Understand endpoint analytics
It's not uncommon for end users to experience long boot times or other disruptions. These disruptions can be due to a combination of factors, such as:
- Legacy hardware.
- Software configurations that aren't optimized for the end-user experience.
- Issues caused by configuration changes and updates.
These issues and other end-user experience problems persist because IT doesn't have much visibility into the end-user experience. Generally, the only visibility into these issues comes from a slow, costly support channel that doesn't usually provide clear information about what needs to be optimized. It's not only IT support bearing the cost of these problems.
The time information workers spend dealing with issues is also costly. Performance, reliability, and support issues that reduce user productivity can have a large impact on an organization's bottom line as well.
Endpoint analytics aims to improve user productivity and reduce IT-support costs by providing insights into the user experience.
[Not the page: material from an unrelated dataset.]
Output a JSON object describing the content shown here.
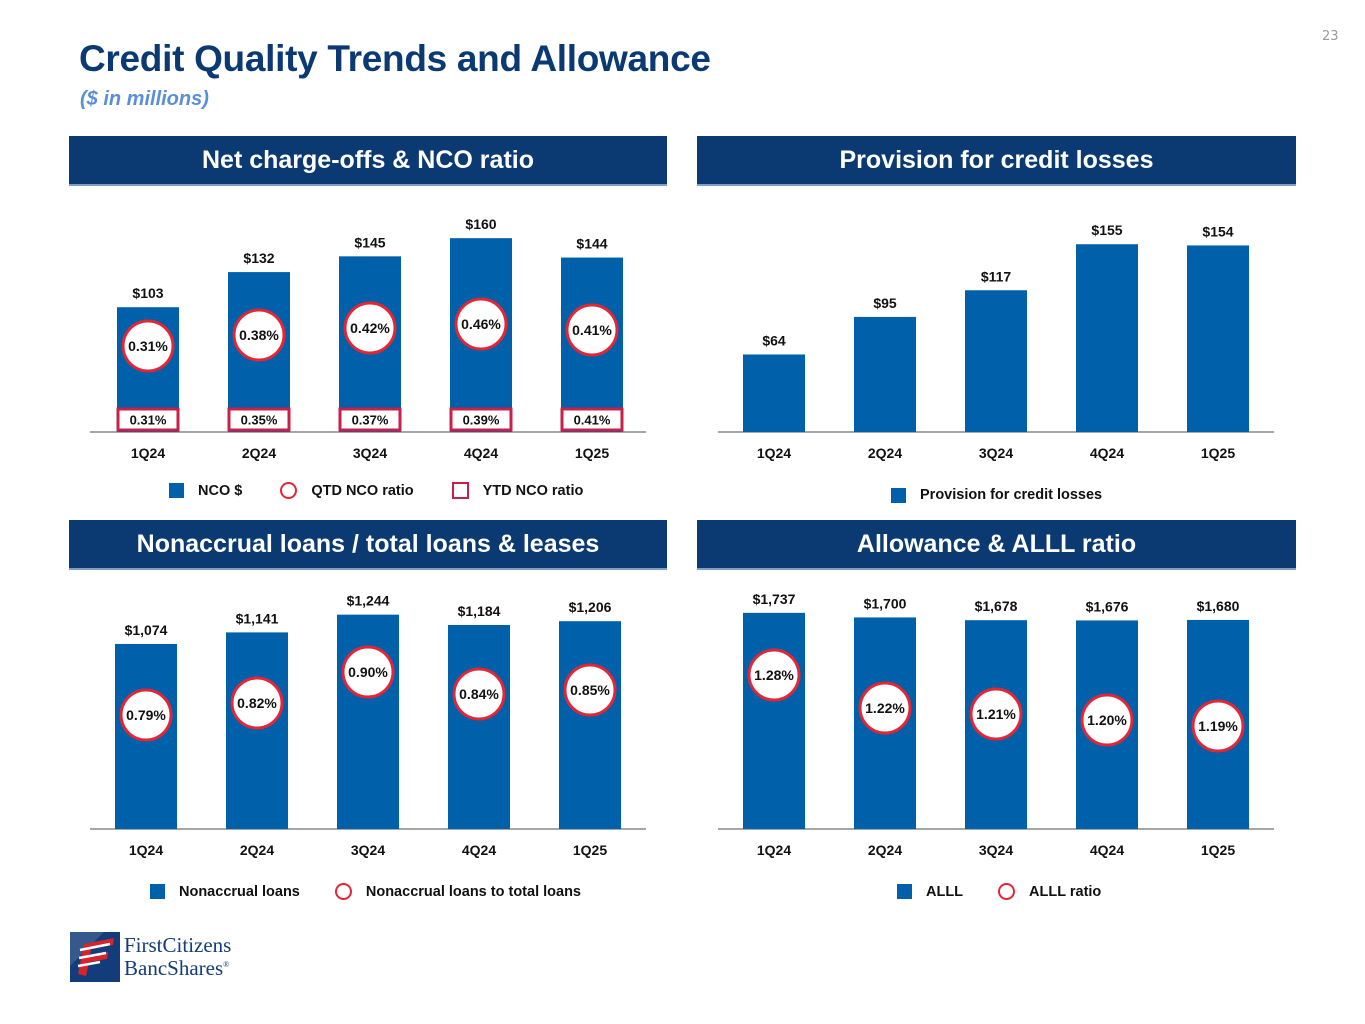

The insights enable IT to optimize the end-user experience with proactive support, and to detect regressions to the user experience by assessing user impact of configuration changes.
Endpoint analytics currently focuses on three things:
- Recommended software: Recommendations for providing the best user experience.
- Proactive remediation scripting: Fix common support issues before end-users notice issues.
- Start up performance: Help IT get users from power-on to productivity quickly without lengthy boot and sign in delays.